How to Bite your Tongue when your opinionated

United States
August 30, 2008 6:30pm CST
I can't stand my in-laws, one especially and find that I can't bite my tongue when my husband wants to buy gifts for his nephew. His brother in law is an ungrateful guy and can't stand the thought of spending money on his family. How can I bite my tongue when I want to tell him it's a waste of time and money- not to mention the name calling. Any ideas? Thanks!
1 person likes this
4 responses
@casinocat (284)
• United States
30 Aug 08
Think of it this way. If it's the in-laws who are the jerks, saying nasty things to your husband isn't going to change that! It will only hurt your husband's feelings. Maybe your husband gets joy from giving gifts (I know I do) whether the recipient seems deserving or not. So, try looking only at your husband's joy and remembering what a caring and giving person he is. Hopefully the nephew will grow up more like your husband than the brother-in-law. LOL
1 person likes this
• United States
30 Aug 08
Hmmmm - my own brother is such an ungrateful idiot ! However, regardless of how I feel about my brother himself - I make every effort to not take it out on my nephews... I realize that although my brother doesn't "get it" nor has the ability to teach his sons such concepts as gratitude - that the boys are able to learn from others... It's sad that you husbands brother in law has so little interest in his own family / child - but maybe - just maybe, your husbands attention and generosity will provide the boy with a better role model - at least remembering that always seems to help me bite my own tongue !
• Canada
31 Aug 08
As someone married to a guy who is often charitablt to the wrong people, I know how you feel.

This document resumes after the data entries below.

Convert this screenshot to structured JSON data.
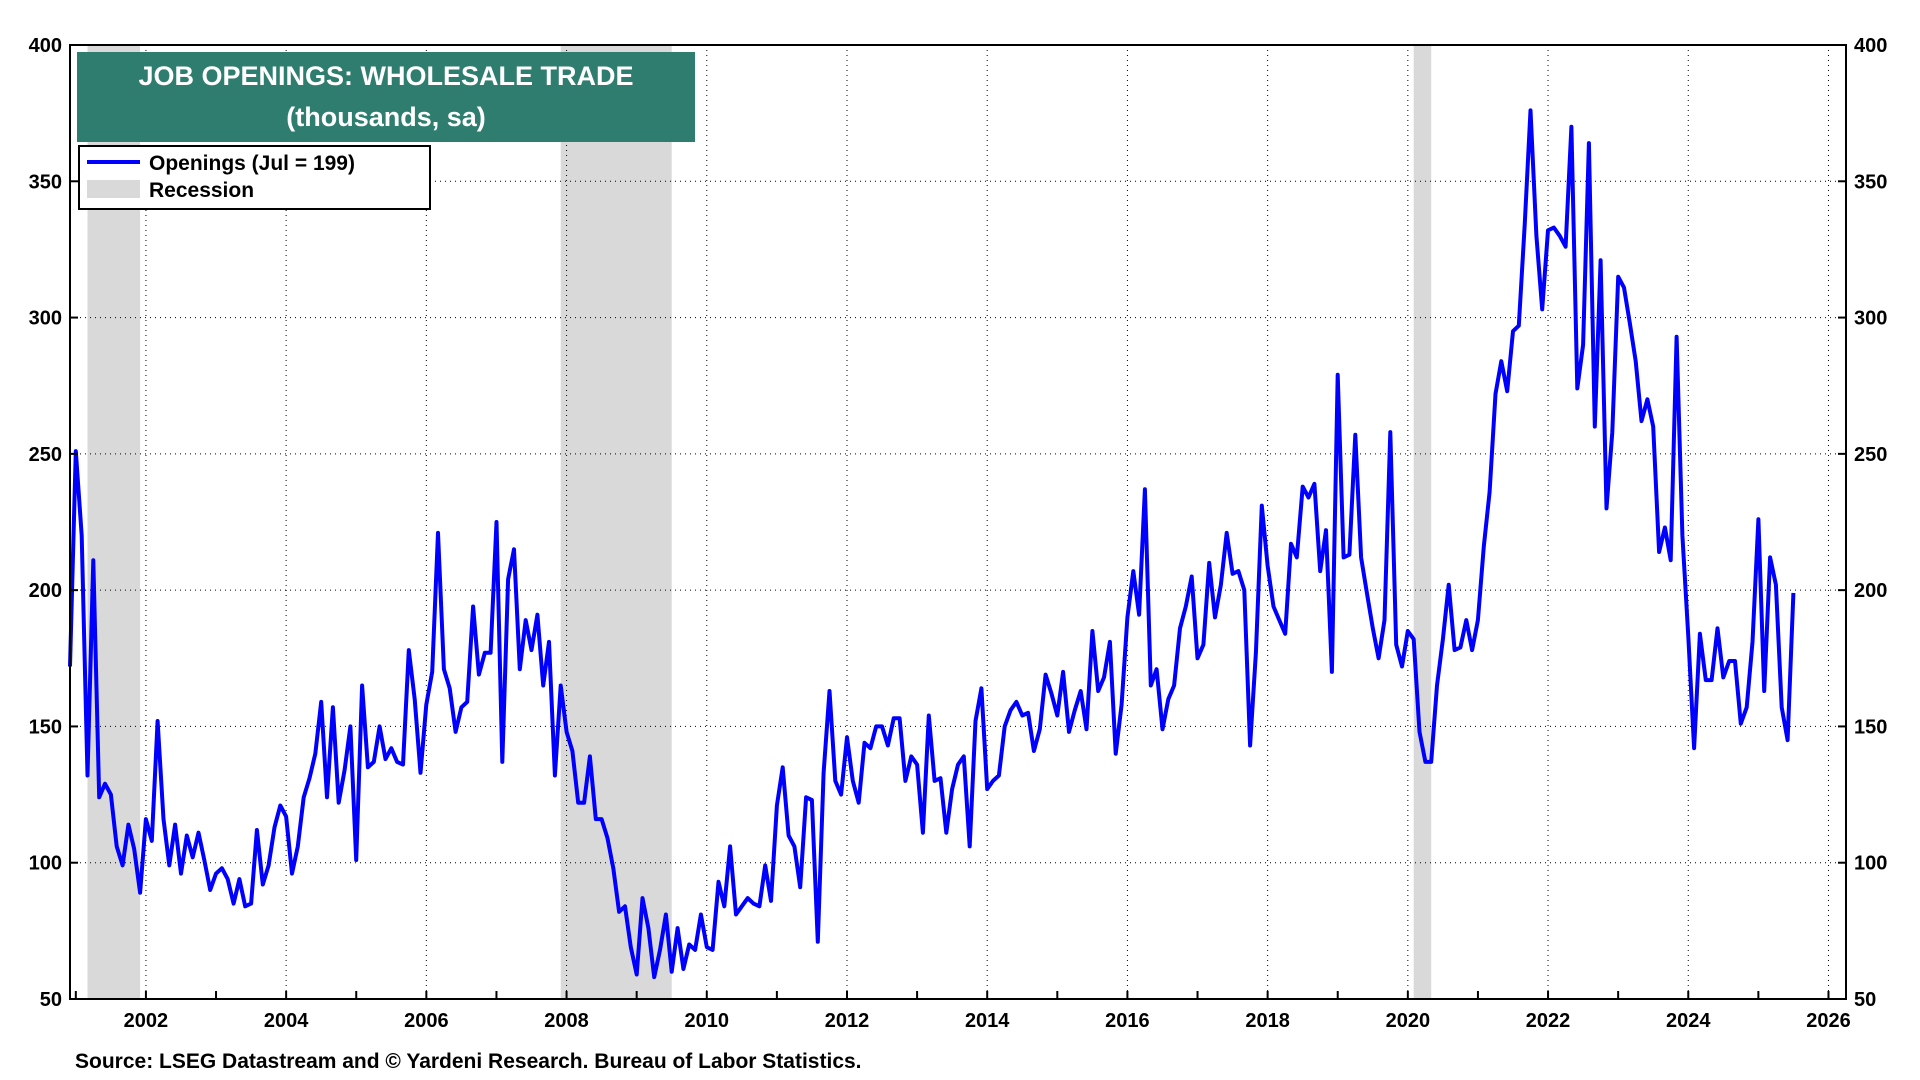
{
  "chart_data": {
    "type": "line",
    "title": "JOB OPENINGS: WHOLESALE TRADE",
    "subtitle": "(thousands, sa)",
    "source": "Source: LSEG Datastream and © Yardeni Research. Bureau of Labor Statistics.",
    "ylim": [
      50,
      400
    ],
    "xlim": [
      2000.917,
      2026.25
    ],
    "yticks": [
      50,
      100,
      150,
      200,
      250,
      300,
      350,
      400
    ],
    "xticks": [
      2002,
      2004,
      2006,
      2008,
      2010,
      2012,
      2014,
      2016,
      2018,
      2020,
      2022,
      2024,
      2026
    ],
    "grid": true,
    "legend_position": "top-left",
    "series": [
      {
        "name": "Openings (Jul = 199)",
        "color": "#0000ff",
        "start_date": "2000-12",
        "frequency": "monthly",
        "values": [
          172,
          251,
          220,
          132,
          211,
          124,
          129,
          125,
          106,
          99,
          114,
          105,
          89,
          116,
          108,
          152,
          116,
          99,
          114,
          96,
          110,
          102,
          111,
          101,
          90,
          96,
          98,
          94,
          85,
          94,
          84,
          85,
          112,
          92,
          99,
          113,
          121,
          117,
          96,
          106,
          124,
          131,
          140,
          159,
          124,
          157,
          122,
          134,
          150,
          101,
          165,
          135,
          137,
          150,
          138,
          142,
          137,
          136,
          178,
          160,
          133,
          158,
          170,
          221,
          171,
          164,
          148,
          157,
          159,
          194,
          169,
          177,
          177,
          225,
          137,
          204,
          215,
          171,
          189,
          178,
          191,
          165,
          181,
          132,
          165,
          148,
          141,
          122,
          122,
          139,
          116,
          116,
          109,
          98,
          82,
          84,
          69,
          59,
          87,
          76,
          58,
          68,
          81,
          60,
          76,
          61,
          70,
          68,
          81,
          69,
          68,
          93,
          84,
          106,
          81,
          84,
          87,
          85,
          84,
          99,
          86,
          121,
          135,
          110,
          106,
          91,
          124,
          123,
          71,
          133,
          163,
          130,
          125,
          146,
          130,
          122,
          144,
          142,
          150,
          150,
          143,
          153,
          153,
          130,
          139,
          136,
          111,
          154,
          130,
          131,
          111,
          127,
          136,
          139,
          106,
          152,
          164,
          127,
          130,
          132,
          150,
          156,
          159,
          154,
          155,
          141,
          149,
          169,
          162,
          154,
          170,
          148,
          156,
          163,
          149,
          185,
          163,
          168,
          181,
          140,
          158,
          190,
          207,
          191,
          237,
          165,
          171,
          149,
          160,
          165,
          186,
          194,
          205,
          175,
          180,
          210,
          190,
          202,
          221,
          206,
          207,
          200,
          143,
          177,
          231,
          209,
          194,
          189,
          184,
          217,
          212,
          238,
          234,
          239,
          207,
          222,
          170,
          279,
          212,
          213,
          257,
          212,
          199,
          186,
          175,
          189,
          258,
          180,
          172,
          185,
          182,
          148,
          137,
          137,
          165,
          182,
          202,
          178,
          179,
          189,
          178,
          189,
          216,
          236,
          272,
          284,
          273,
          295,
          297,
          334,
          376,
          330,
          303,
          332,
          333,
          330,
          326,
          370,
          274,
          290,
          364,
          260,
          321,
          230,
          258,
          315,
          311,
          298,
          284,
          262,
          270,
          260,
          214,
          223,
          211,
          293,
          220,
          183,
          142,
          184,
          167,
          167,
          186,
          168,
          174,
          174,
          151,
          157,
          181,
          226,
          163,
          212,
          202,
          157,
          145,
          199
        ]
      },
      {
        "name": "Recession",
        "color": "#d9d9d9",
        "periods": [
          [
            "2001-03",
            "2001-11"
          ],
          [
            "2007-12",
            "2009-06"
          ],
          [
            "2020-02",
            "2020-04"
          ]
        ]
      }
    ]
  }
}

A thought, though. Are we buying gifts for the brother-in-law, or the son? How old is the son? If the son is just little, do we really want to punish him for the stupid actions of his ungreatful father? If the son is grown up, is he ungreatful like his father, or has he learned to be better than that? It all depends on the situation. As for biting my tongue, I DON'T, and then we TALK about how we each feel, and decide from there.
• United States
31 Aug 08
The son is young but I'm afraid when he's more older, he'll pick up the actions of his father and also be just as ungrateful. Buying gifts for the son. Glad to hear someone else is married to someone who gives to the wrong people.
• United States
31 Aug 08
I think we have pretty much all gone through something like this at one time or another in our lives. I think that as long as your husband is buying for his nephew and not his brother-in-law, that's better. Unfortunately sometimes we have to just bite our tongues as hard as it is for the sake of keeping peace. I've been there & done it so I know for sure it's tough.